「ありがたきもの」テスト対策
「ありがたきもの」において、テストに出そうな内容にできるだけ絞ってお話しましょう。テスト対策は次のような流れで行うとよいでしょう。このサイトは下記の流れで解説をしています。
テスト直前でもすべきことの基本は、「本文を読むこと」です。これまで学習した内容をしっかり思い出しながら読みましょう。
古文の問一は「よみ」の問題であることが多いですね。出題されるものは決まっているので、ここで落とさないように、しっかり確認しておくことです。
「どのような話」か、簡単に説明できる状態にしましょう。
今回は意味が問われそうな「重要古文単語」がたくさん出てきているので、ここで一気に覚えてしまいましょう!
ここでのメインになります。古文はどうしても「知識」を問う必要があるので、問われる箇所は決まってきます。それならば、「よく問われる」出題ポイントに絞って学習すれば、大きな失点は防げそうですね。このサイトでは「よく問われる」箇所のみを説明していますので、じっくり読んでみてください。
いわゆる「文学史」の問題です。テスト対策としては、それほど大きな点数にはならないのですが、確実に得点したいところです。
本文読解の一問一答を解答し、古典文法の問題を解答します。文法の問題は必ず出題されます。それは、直接「動詞の活用」や「助動詞の意味」を問うような問題だけでなく、現代語訳や解釈の問題などでも出題されます。必ず問題を解いて、できるようになっておきましょう。「スマホで学ぶ古典premium」は文法事項の説明も充実しているので、詳しく知りたいときは、ぜひそれぞれの項目に進んで学習してみてください。
本文の確認
テスト直前でもすべきことの基本は、「本文を読むこと」です。これまで学習した内容をしっかり思い出しながら読みましょう。「テスト対策」はあえてふりがなをつけていません。不安な場合は、「読解のコツ」の「本文を読む」で確認してみてください。
ありがたきもの。舅にほめらるる婿。また、姑に思はるる嫁の君。毛のよく抜くる銀の毛抜き。主そしらぬ従者。
つゆの癖なき。かたち、心、ありさますぐれ、世に経るほど、いささかのきずなき。同じ所に住む人の、かたみに恥ぢかはし、いささかの隙なく用意したりと思ふが、つひに見えぬこそかたけれ。
物語、集など書き写すに、本に墨つけぬ。よき草子などは、いみじう心して書けど、必ずこそきたなげになるめれ。

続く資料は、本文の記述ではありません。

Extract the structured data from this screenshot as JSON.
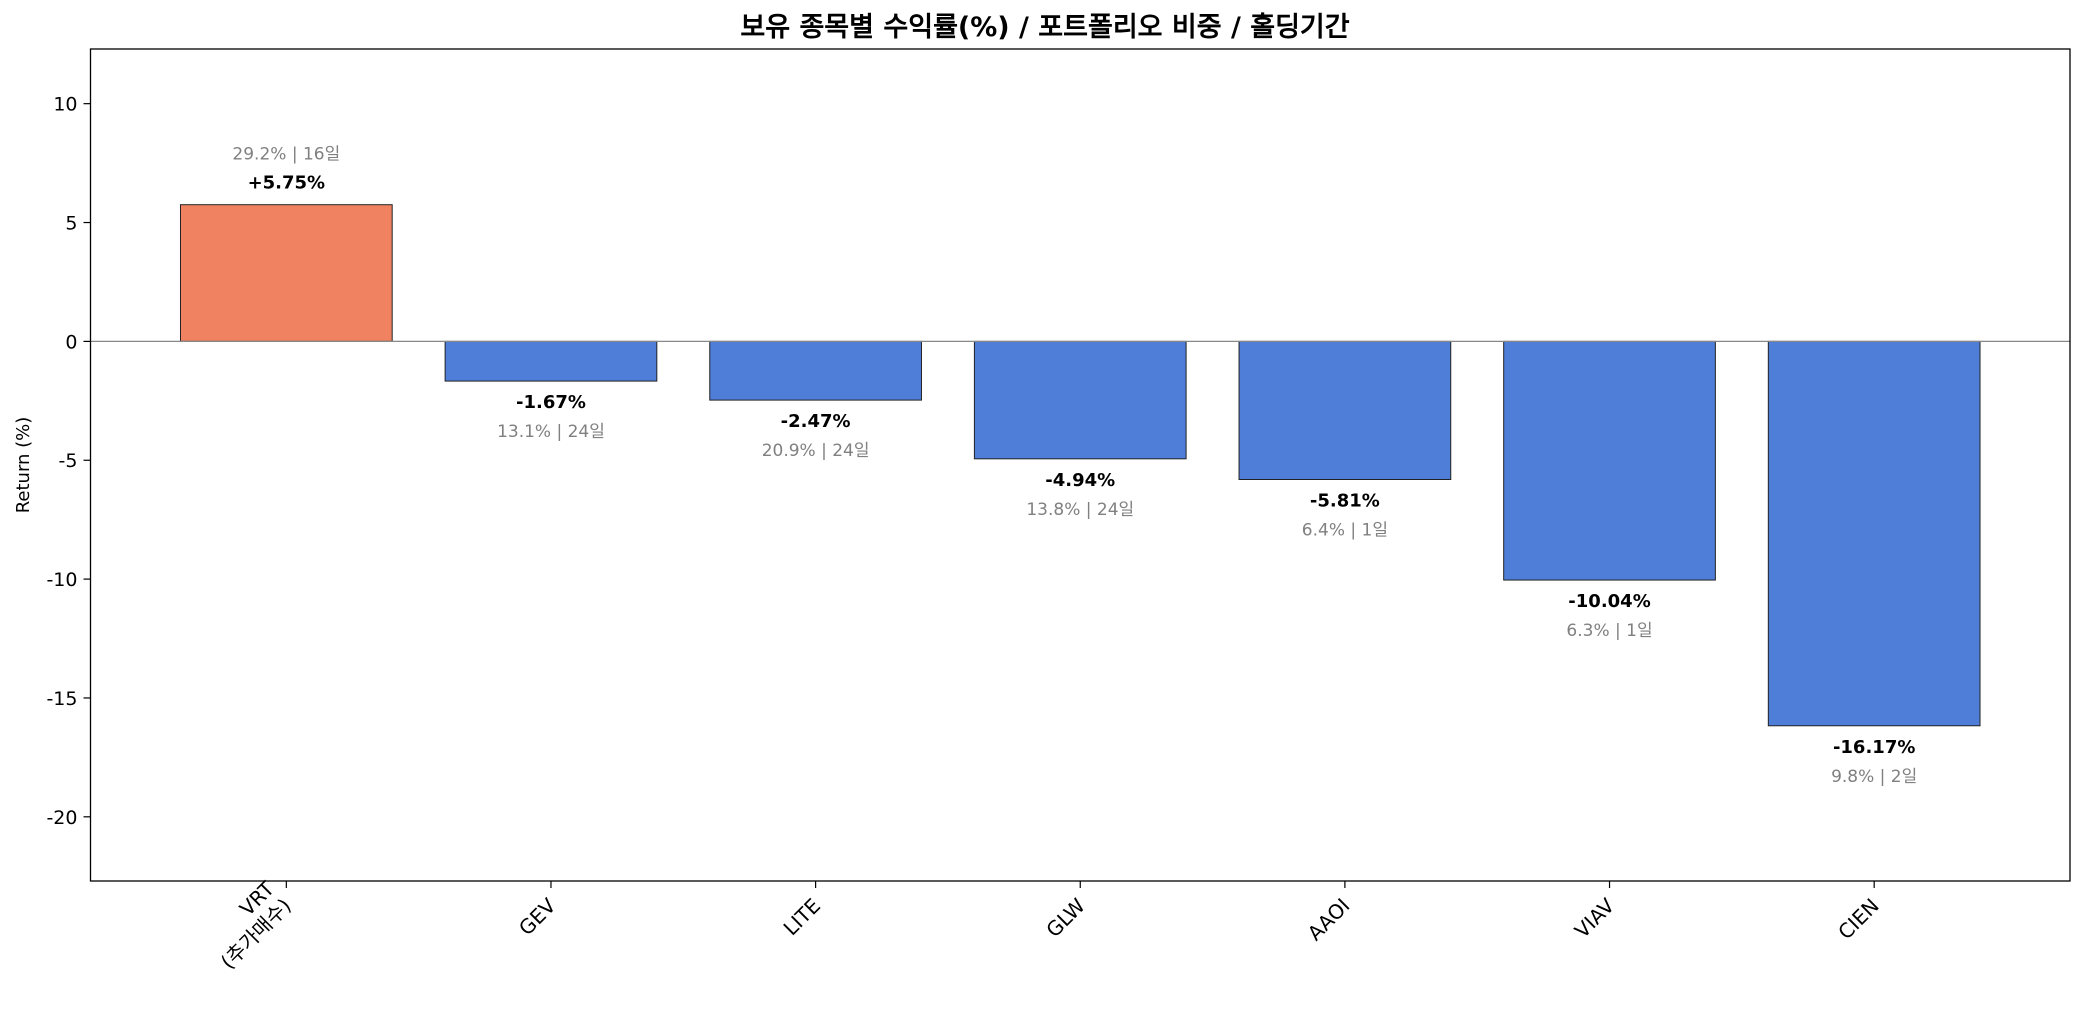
{
  "chart_data": {
    "type": "bar",
    "title": "보유 종목별 수익률(%) / 포트폴리오 비중 / 홀딩기간",
    "xlabel": "",
    "ylabel": "Return (%)",
    "ylim": [
      -22.7,
      12.3
    ],
    "yticks": [
      -20,
      -15,
      -10,
      -5,
      0,
      5,
      10
    ],
    "ytick_labels": [
      "-20",
      "-15",
      "-10",
      "-5",
      "0",
      "5",
      "10"
    ],
    "grid": false,
    "categories": [
      "VRT\n(추가매수)",
      "GEV",
      "LITE",
      "GLW",
      "AAOI",
      "VIAV",
      "CIEN"
    ],
    "values": [
      5.75,
      -1.67,
      -2.47,
      -4.94,
      -5.81,
      -10.04,
      -16.17
    ],
    "value_labels": [
      "+5.75%",
      "-1.67%",
      "-2.47%",
      "-4.94%",
      "-5.81%",
      "-10.04%",
      "-16.17%"
    ],
    "info_labels": [
      "29.2% | 16일",
      "13.1% | 24일",
      "20.9% | 24일",
      "13.8% | 24일",
      "6.4% | 1일",
      "6.3% | 1일",
      "9.8% | 2일"
    ],
    "colors": {
      "positive": "#F08261",
      "negative": "#4F7ED8",
      "zero_line": "#888888",
      "info_text": "#808080"
    }
  }
}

男女をば言はじ、女どちも、契り深くて語らふ人の、末まで仲よき人かたし。
(『枕草子』より)
読みで問われやすい語
青線部の読みができるようになっておきましょう。今回は前半に固まっています。前半は出題者からすると出題しにくいので、よみの問題は非常に狙われやすいと思います。
- 舅にほめらるる婿。
- 姑に思はるる嫁の君。
- 毛のよく抜くる銀の毛抜き。
- 主そしらぬ従者。
- 契り深くて語らふ人の、
解答はこちら(タップで表示)
「舅」は「しゅうと」、「婿」は「むこ」、「姑」は「しゅうとめ」、「銀」は「しろがね」、「従者」は「ずさ」、「契(り)」は「ちぎ(り)」です。すべて現代仮名遣いで示しています。
あらすじの確認
・1舅に褒められる婿。姑に大切に思われるお嫁さん。
・2毛がよく抜ける銀の毛抜き。
・3主人を悪く言わない従者。
・4ほんの少しの癖もない人。容貌、心、振る舞いがすぐれ、世間で生きていくうちに、少しの欠点もない人。同じ場所に住む人で、互いに相手を尊敬し合い、少しの油断もなく気をつけていると思う人が、最後まで油断や欠点が見えないこと。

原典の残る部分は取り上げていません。